石井 よい例えではないかもしれませんが,「自動車というのはフォードが開発したものだから,日本人には合わない」という人はいませんよね。欧米人が発明したものであっても,それを日本人は利用しています。これが普遍性ということです。

 一方で,やっぱり日本人に合わせて「日本車」を作りました。アメリカ車や欧州車は,日本の風土に合わないところがあったから,そのまま使うと不都合があったわけです。私が「日本版」というのはそういう意味です。

 エンパワーメント理論の中には,日本人に合わない要素はたしかにあります。しかし,だったら「その部分は修正すればいい」だけだと思うんです。本書の編集に協力してくれた皆さんはもちろんのこと,全国におられるであろう,糖尿病に真剣に取り組んでいる皆さんと協力して,そういう「日本版エンパワーメント」を作っていきたいと思っています。

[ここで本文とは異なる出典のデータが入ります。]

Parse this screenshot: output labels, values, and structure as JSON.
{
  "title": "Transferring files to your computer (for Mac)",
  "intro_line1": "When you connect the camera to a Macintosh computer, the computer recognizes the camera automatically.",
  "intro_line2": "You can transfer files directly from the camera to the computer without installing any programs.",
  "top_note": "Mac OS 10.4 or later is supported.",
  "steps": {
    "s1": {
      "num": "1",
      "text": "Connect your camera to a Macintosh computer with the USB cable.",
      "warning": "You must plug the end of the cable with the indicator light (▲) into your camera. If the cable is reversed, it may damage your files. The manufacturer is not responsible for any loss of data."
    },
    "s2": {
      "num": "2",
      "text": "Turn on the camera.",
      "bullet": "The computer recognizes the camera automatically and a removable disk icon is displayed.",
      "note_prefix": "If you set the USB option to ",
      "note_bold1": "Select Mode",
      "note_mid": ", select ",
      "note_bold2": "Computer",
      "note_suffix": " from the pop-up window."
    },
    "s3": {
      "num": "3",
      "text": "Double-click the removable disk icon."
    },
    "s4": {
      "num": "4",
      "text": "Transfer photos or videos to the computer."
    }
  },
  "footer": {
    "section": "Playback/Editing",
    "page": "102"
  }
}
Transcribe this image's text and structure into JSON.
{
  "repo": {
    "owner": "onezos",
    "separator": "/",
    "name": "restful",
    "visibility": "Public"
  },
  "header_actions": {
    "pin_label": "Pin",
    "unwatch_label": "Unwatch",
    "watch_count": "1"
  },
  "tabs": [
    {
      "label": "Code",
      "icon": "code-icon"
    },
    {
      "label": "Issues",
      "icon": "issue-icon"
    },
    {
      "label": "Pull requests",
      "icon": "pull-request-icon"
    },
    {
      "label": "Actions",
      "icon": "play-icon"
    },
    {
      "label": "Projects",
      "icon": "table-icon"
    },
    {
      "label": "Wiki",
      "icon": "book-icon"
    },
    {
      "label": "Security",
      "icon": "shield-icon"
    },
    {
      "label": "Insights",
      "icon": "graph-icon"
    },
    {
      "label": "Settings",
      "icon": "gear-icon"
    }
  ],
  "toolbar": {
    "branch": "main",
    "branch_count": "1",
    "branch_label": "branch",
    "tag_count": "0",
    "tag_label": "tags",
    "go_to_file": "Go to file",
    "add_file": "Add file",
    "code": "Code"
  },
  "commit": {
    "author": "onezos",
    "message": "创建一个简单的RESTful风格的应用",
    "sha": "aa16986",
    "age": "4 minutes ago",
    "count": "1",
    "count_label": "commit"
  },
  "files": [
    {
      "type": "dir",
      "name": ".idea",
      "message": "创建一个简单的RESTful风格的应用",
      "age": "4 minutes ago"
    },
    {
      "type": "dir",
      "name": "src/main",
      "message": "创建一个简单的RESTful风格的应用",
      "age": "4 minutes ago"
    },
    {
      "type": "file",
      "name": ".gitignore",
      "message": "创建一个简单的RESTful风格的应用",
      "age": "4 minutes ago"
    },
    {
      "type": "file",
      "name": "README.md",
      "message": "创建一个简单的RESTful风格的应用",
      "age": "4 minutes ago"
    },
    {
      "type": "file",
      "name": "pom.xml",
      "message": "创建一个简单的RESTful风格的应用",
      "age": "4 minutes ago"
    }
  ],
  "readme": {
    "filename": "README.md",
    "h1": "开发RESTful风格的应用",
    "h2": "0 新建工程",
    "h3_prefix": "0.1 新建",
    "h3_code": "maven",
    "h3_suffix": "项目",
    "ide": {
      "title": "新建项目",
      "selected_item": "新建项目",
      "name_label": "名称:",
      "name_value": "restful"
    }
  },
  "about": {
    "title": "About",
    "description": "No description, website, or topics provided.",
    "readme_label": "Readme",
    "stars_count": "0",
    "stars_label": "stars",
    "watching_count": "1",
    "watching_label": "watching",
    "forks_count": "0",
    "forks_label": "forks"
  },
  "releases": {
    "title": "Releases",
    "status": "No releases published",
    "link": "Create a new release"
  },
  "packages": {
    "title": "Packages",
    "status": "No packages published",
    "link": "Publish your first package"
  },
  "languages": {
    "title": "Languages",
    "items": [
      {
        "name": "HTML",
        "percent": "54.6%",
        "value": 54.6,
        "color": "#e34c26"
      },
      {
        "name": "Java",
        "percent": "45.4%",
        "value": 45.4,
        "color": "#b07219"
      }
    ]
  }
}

――「日本版エンパワーメント」の今後の展開を期待します。最後に,日本版エンパワーメントを確立していくために今,必要なことは何でしょうか。

石井 実証的研究の積み重ねですね。海外ではDPPやUKPDS,あるいはミシガン糖尿病研究教育センターなどが実証的なデータを出しています。そこでは,エンパワーメントアプローチが,患者の血糖値や合併症発症率の低減,QOLの改善に有効であるということが明らかにされています。こういった研究を日本でもたくさん行なって,データを積み上げていく必要があるでしょう。8月にはエンパワーメントをテーマにしたセミナーも行ないます。今回の本をきっかけに,こうした取り組みの輪が全国に広がっていくことを願っています。

――本日はありがとうございました。




石井均氏
 天理よろづ相談所病院内分泌内科部長・栄養部長。1976年京大医学部卒業後,神戸中央市民病院勤務を経て現職。93年にジョスリン糖尿病センターに留学,アラン・ジェーコブソン氏,ウィリアム・ポランスキー氏らから「糖尿病の心理・社会的領域」を学び,帰国後,糖尿病患者への心理的アプローチに取り組む。主著に『糖尿病エンパワーメント』『糖尿病バーンアウト』(いずれも医歯薬出版・訳書)がある。